I feel that saving as many nice bikes from the landfill as possible is important.
An analogy: If I had the power to go back in time and prevent nice '40s,'50s and '60s cars from being cubed or going to their ends in figure 8 races, I'd make it a priority. If I had to repair them with nonoriginal or not-numbers-matching parts, so what? The cool, interesting cars will have been preserved.
I will admit that I enjoy looking at original bikes, and agree that many old bicycles need to be owned by individuals who will preserve them in excellent condition. Where I diverge from this is the damaged or basketcase bicycle that would present too great a challenge for restoration. You can get into a "George Washinton's axe" situation with a bicycle like that.
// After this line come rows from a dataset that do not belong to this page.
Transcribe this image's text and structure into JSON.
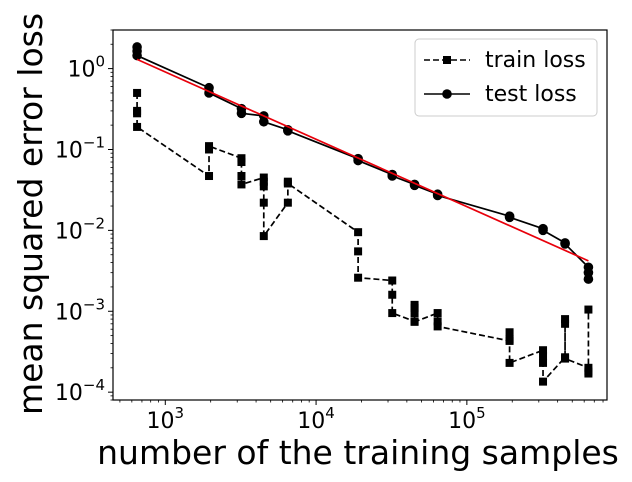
{
  "chart_data": {
    "type": "line",
    "xscale": "log",
    "yscale": "log",
    "xlim": [
      450,
      850000
    ],
    "ylim": [
      8e-05,
      3
    ],
    "xlabel": "number of the training samples",
    "ylabel": "mean squared error loss",
    "x_ticks": [
      {
        "value": 1000,
        "base": "10",
        "exp": "3"
      },
      {
        "value": 10000,
        "base": "10",
        "exp": "4"
      },
      {
        "value": 100000,
        "base": "10",
        "exp": "5"
      }
    ],
    "y_ticks": [
      {
        "value": 1,
        "base": "10",
        "exp": "0"
      },
      {
        "value": 0.1,
        "base": "10",
        "exp": "−1"
      },
      {
        "value": 0.01,
        "base": "10",
        "exp": "−2"
      },
      {
        "value": 0.001,
        "base": "10",
        "exp": "−3"
      },
      {
        "value": 0.0001,
        "base": "10",
        "exp": "−4"
      }
    ],
    "legend_position": "top-right",
    "series": [
      {
        "name": "train loss",
        "style": "dashed",
        "marker": "square",
        "color": "#000000",
        "points": [
          [
            650,
            0.5
          ],
          [
            650,
            0.3
          ],
          [
            650,
            0.28
          ],
          [
            650,
            0.19
          ],
          [
            1950,
            0.047
          ],
          [
            1950,
            0.1
          ],
          [
            1950,
            0.11
          ],
          [
            3200,
            0.078
          ],
          [
            3200,
            0.07
          ],
          [
            3200,
            0.047
          ],
          [
            3200,
            0.037
          ],
          [
            4500,
            0.045
          ],
          [
            4500,
            0.04
          ],
          [
            4500,
            0.035
          ],
          [
            4500,
            0.022
          ],
          [
            4500,
            0.0085
          ],
          [
            6500,
            0.022
          ],
          [
            6500,
            0.04
          ],
          [
            6500,
            0.038
          ],
          [
            19000,
            0.0095
          ],
          [
            19000,
            0.0055
          ],
          [
            19000,
            0.0026
          ],
          [
            32000,
            0.0024
          ],
          [
            32000,
            0.0016
          ],
          [
            32000,
            0.00095
          ],
          [
            45000,
            0.00075
          ],
          [
            45000,
            0.0011
          ],
          [
            45000,
            0.0012
          ],
          [
            45000,
            0.00095
          ],
          [
            45000,
            0.00074
          ],
          [
            64000,
            0.00095
          ],
          [
            64000,
            0.00075
          ],
          [
            64000,
            0.00065
          ],
          [
            192000,
            0.00043
          ],
          [
            192000,
            0.00055
          ],
          [
            192000,
            0.00045
          ],
          [
            192000,
            0.00023
          ],
          [
            320000,
            0.00033
          ],
          [
            320000,
            0.00028
          ],
          [
            320000,
            0.00023
          ],
          [
            320000,
            0.000135
          ],
          [
            448000,
            0.00027
          ],
          [
            448000,
            0.0008
          ],
          [
            448000,
            0.0007
          ],
          [
            448000,
            0.00026
          ],
          [
            640000,
            0.0002
          ],
          [
            640000,
            0.00017
          ],
          [
            640000,
            0.00018
          ],
          [
            640000,
            0.00105
          ]
        ]
      },
      {
        "name": "test loss",
        "style": "solid",
        "marker": "circle",
        "color": "#000000",
        "points": [
          [
            650,
            1.85
          ],
          [
            650,
            1.65
          ],
          [
            650,
            1.45
          ],
          [
            1950,
            0.58
          ],
          [
            1950,
            0.5
          ],
          [
            3200,
            0.32
          ],
          [
            3200,
            0.28
          ],
          [
            4500,
            0.26
          ],
          [
            4500,
            0.22
          ],
          [
            6500,
            0.175
          ],
          [
            6500,
            0.17
          ],
          [
            19000,
            0.077
          ],
          [
            19000,
            0.073
          ],
          [
            32000,
            0.049
          ],
          [
            32000,
            0.047
          ],
          [
            45000,
            0.037
          ],
          [
            45000,
            0.036
          ],
          [
            64000,
            0.028
          ],
          [
            64000,
            0.027
          ],
          [
            192000,
            0.015
          ],
          [
            192000,
            0.0145
          ],
          [
            320000,
            0.0105
          ],
          [
            320000,
            0.01
          ],
          [
            448000,
            0.007
          ],
          [
            448000,
            0.0068
          ],
          [
            640000,
            0.0035
          ],
          [
            640000,
            0.003
          ],
          [
            640000,
            0.0025
          ]
        ]
      },
      {
        "name": "fit",
        "style": "solid",
        "marker": "none",
        "color": "#e8000b",
        "points": [
          [
            650,
            1.3
          ],
          [
            640000,
            0.0042
          ]
        ]
      }
    ],
    "legend": [
      {
        "label": "train loss",
        "series": 0
      },
      {
        "label": "test loss",
        "series": 1
      }
    ]
  }
}
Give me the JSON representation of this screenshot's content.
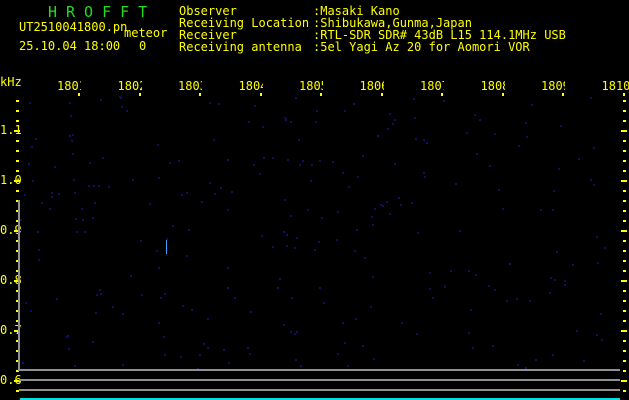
{
  "header": {
    "title": "HROFFT",
    "filename": "UT2510041800.pn",
    "meteor_label": "meteor",
    "datetime": "25.10.04 18:00",
    "meteor_count": "0",
    "info": [
      {
        "label": "Observer",
        "value": ":Masaki Kano"
      },
      {
        "label": "Receiving Location",
        "value": ":Shibukawa,Gunma,Japan"
      },
      {
        "label": "Receiver",
        "value": ":RTL-SDR SDR# 43dB L15 114.1MHz USB"
      },
      {
        "label": "Receiving antenna",
        "value": ":5el Yagi Az 20 for Aomori VOR"
      }
    ]
  },
  "axes": {
    "y_unit": "kHz",
    "x_labels": [
      "1801",
      "1802",
      "1803",
      "1804",
      "1805",
      "1806",
      "1807",
      "1808",
      "1809",
      "1810"
    ],
    "y_labels": [
      "1.1",
      "1.0",
      "0.9",
      "0.8",
      "0.7",
      "0.6"
    ]
  },
  "colors": {
    "text": "#ffff00",
    "title": "#22dd22",
    "grid": "#909090",
    "baseline": "#00e0e0"
  }
}
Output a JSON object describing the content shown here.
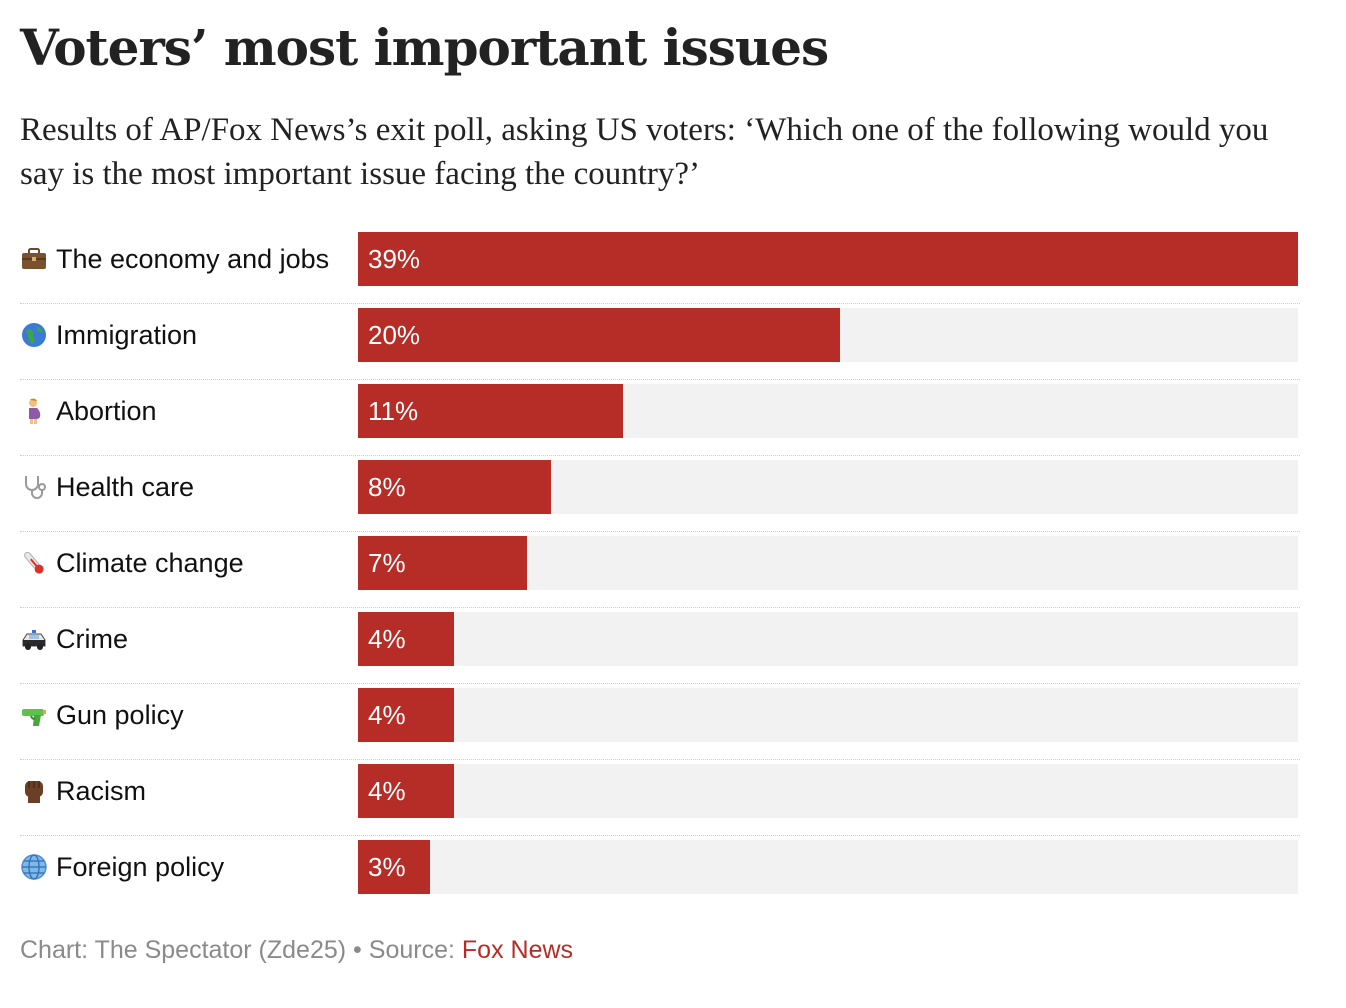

In such a case, I think building a nonoriginal bike would be preferable to it being cannibalized as a parts bike.
I love old bikes. It's a hobby i can easily afford. If popularity and rarity coincide, old bikes could soon become very expensive as speculators start buying everything in sight(witness the Schwinn explosion). At first only the "blue chips" are in demand. After a while special bikes will gain interest, and finally when everything else is priced out of reason, the ordinary will rise in value.
If there's a large number of old bikes remaining, perhaps this phenomena can be avoided, and the people who love bikes more than money can stay in the life. That is my self-interested take on originality and bike collecting emulating the trends of car collecting.